Today’s mission story reminds us of the contagion of charity. One person’s giving prompts other people to give, as Emily Ward witnessed while working with poor women in Bolivia (2006-2009).
And whenever we give, we receive more in return. While our missioners give two years in service abroad, they receive in abundance from their community the blessings of friendship, faith, patience, humility, wisdom, understanding and more.
“One amazing thing about Bolivia is the sense of unity which people here carry with them. I learned quickly, for example, that the proper etiquette for eating in a group is first to offer some to those around you. If you have a bag of potato chips, for example, you should open the bag and make a general offer before eating any yourself.
I thought at first that maybe this was just a way to get free food from a foreigner, but then I noticed Bolivians doing it themselves. One would think that those who have less would be more likely to horde what they have; but it is quite the opposite.
There is an unspoken expectation that you share what you have today with those who are without because tomorrow you might have to rely on those very same people.
|Emily Ward and the Tantakuna women’s group which empowers the impoverished women through direct employment, training, education, social support and counseling.|
When we took women on a day trip into the city of Cochabamba, my favorite moment was lunch time.
Some scholars say that Jesus’ miracle of feeding the multitudes was not that he was able to make five pieces of bread and two fish suffice for thousands of people. Rather, it was the fact that everyone pooled what little they had brought for themselves and it was in the sharing that everyone got fed.
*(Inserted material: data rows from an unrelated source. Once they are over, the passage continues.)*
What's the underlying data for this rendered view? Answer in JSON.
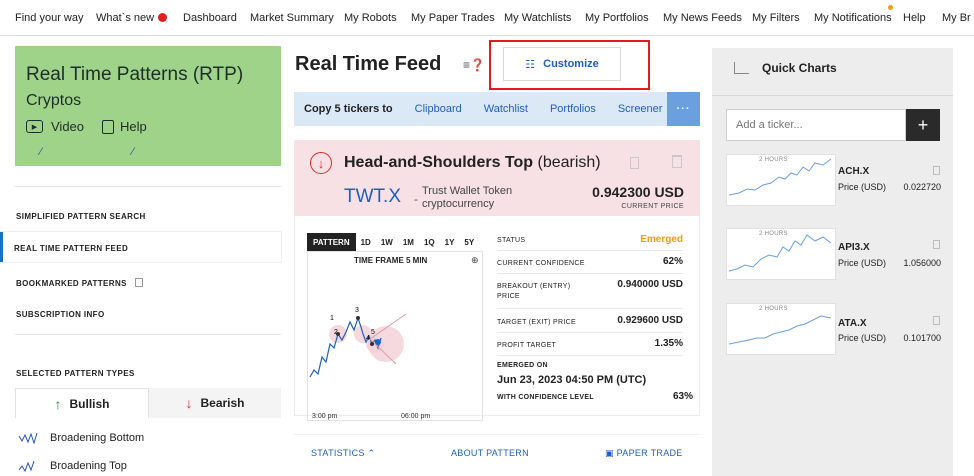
{
  "topnav": {
    "items": [
      "Find your way",
      "What`s new",
      "Dashboard",
      "Market Summary",
      "My Robots",
      "My Paper Trades",
      "My Watchlists",
      "My Portfolios",
      "My News Feeds",
      "My Filters",
      "My Notifications",
      "Help",
      "My Br"
    ]
  },
  "left": {
    "card_title": "Real Time Patterns (RTP)",
    "card_subtitle": "Cryptos",
    "video_label": "Video",
    "help_label": "Help",
    "nav": [
      "SIMPLIFIED PATTERN SEARCH",
      "REAL TIME PATTERN FEED",
      "BOOKMARKED PATTERNS",
      "SUBSCRIPTION INFO"
    ],
    "selected_types_heading": "SELECTED PATTERN TYPES",
    "bullish_label": "Bullish",
    "bearish_label": "Bearish",
    "pattern_types": [
      "Broadening Bottom",
      "Broadening Top"
    ]
  },
  "feed": {
    "title": "Real Time Feed",
    "customize_label": "Customize",
    "copy_label": "Copy 5 tickers to",
    "copy_links": [
      "Clipboard",
      "Watchlist",
      "Portfolios",
      "Screener"
    ],
    "more_label": "···"
  },
  "pattern": {
    "name": "Head-and-Shoulders Top",
    "type": "(bearish)",
    "ticker": "TWT.X",
    "ticker_name_1": "Trust Wallet Token",
    "ticker_name_2": "cryptocurrency",
    "price": "0.942300 USD",
    "price_label": "CURRENT PRICE",
    "timeframe_tabs": [
      "PATTERN",
      "1D",
      "1W",
      "1M",
      "1Q",
      "1Y",
      "5Y"
    ],
    "active_tab": "PATTERN",
    "chart_title": "TIME FRAME 5 MIN",
    "x_labels": [
      "3:00 pm",
      "06:00 pm"
    ],
    "point_labels": [
      "1",
      "2",
      "3",
      "4",
      "5"
    ],
    "stats": {
      "status_label": "STATUS",
      "status_value": "Emerged",
      "status_color": "#f39c12",
      "confidence_label": "CURRENT CONFIDENCE",
      "confidence_value": "62%",
      "breakout_label_1": "BREAKOUT (ENTRY)",
      "breakout_label_2": "PRICE",
      "breakout_value": "0.940000 USD",
      "target_label": "TARGET (EXIT) PRICE",
      "target_value": "0.929600 USD",
      "profit_label": "PROFIT TARGET",
      "profit_value": "1.35%",
      "emerged_label": "EMERGED ON",
      "emerged_value": "Jun 23, 2023 04:50 PM (UTC)",
      "with_conf_label": "WITH CONFIDENCE LEVEL",
      "with_conf_value": "63%"
    },
    "footer": {
      "statistics": "STATISTICS",
      "about": "ABOUT PATTERN",
      "paper_trade": "PAPER TRADE"
    }
  },
  "quick_charts": {
    "title": "Quick Charts",
    "input_placeholder": "Add a ticker...",
    "add_label": "+",
    "hours_label": "2 HOURS",
    "price_label": "Price (USD)",
    "items": [
      {
        "ticker": "ACH.X",
        "price": "0.022720"
      },
      {
        "ticker": "API3.X",
        "price": "1.056000"
      },
      {
        "ticker": "ATA.X",
        "price": "0.101700"
      }
    ]
  }
}
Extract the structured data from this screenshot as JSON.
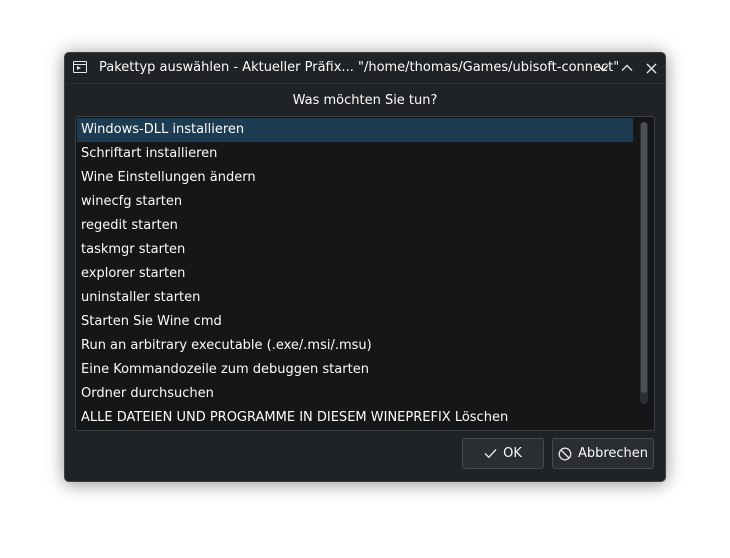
{
  "window": {
    "title": "Pakettyp auswählen - Aktueller Präfix... \"/home/thomas/Games/ubisoft-connect\"",
    "icon": "terminal-window-icon",
    "controls": [
      "minimize-icon",
      "maximize-icon",
      "close-icon"
    ]
  },
  "dialog": {
    "prompt": "Was möchten Sie tun?",
    "selected_index": 0,
    "items": [
      {
        "label": "Windows-DLL installieren"
      },
      {
        "label": "Schriftart installieren"
      },
      {
        "label": "Wine Einstellungen ändern"
      },
      {
        "label": "winecfg starten"
      },
      {
        "label": "regedit starten"
      },
      {
        "label": "taskmgr starten"
      },
      {
        "label": "explorer starten"
      },
      {
        "label": "uninstaller starten"
      },
      {
        "label": "Starten Sie Wine cmd"
      },
      {
        "label": "Run an arbitrary executable (.exe/.msi/.msu)"
      },
      {
        "label": "Eine Kommandozeile zum debuggen starten"
      },
      {
        "label": "Ordner durchsuchen"
      },
      {
        "label": "ALLE DATEIEN UND PROGRAMME IN DIESEM WINEPREFIX Löschen"
      }
    ],
    "scroll_visible_fraction": 0.96
  },
  "buttons": {
    "ok_label": "OK",
    "ok_icon": "checkmark-icon",
    "cancel_label": "Abbrechen",
    "cancel_icon": "cancel-icon"
  },
  "colors": {
    "background": "#202326",
    "selection": "#1d3c52",
    "text": "#fcfcfc"
  }
}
On our trips we had neither the bread or fish that Jesus had, but when lunch time rolled around someone laid out a blanket on the sidewalk and opened the plate of food she had brought. All the others followed suit and the result was quite a smorgasbord laid before us. There was more than enough for everyone, even though some hadn’t brought anything.
I really admire this trait in the Bolivian people and I think there is a lesson we can learn from their selflessness and strong sense of community as opposed to the individualism we see so prevalent in the U.S.”
In this last week of Lent, how can I be more giving?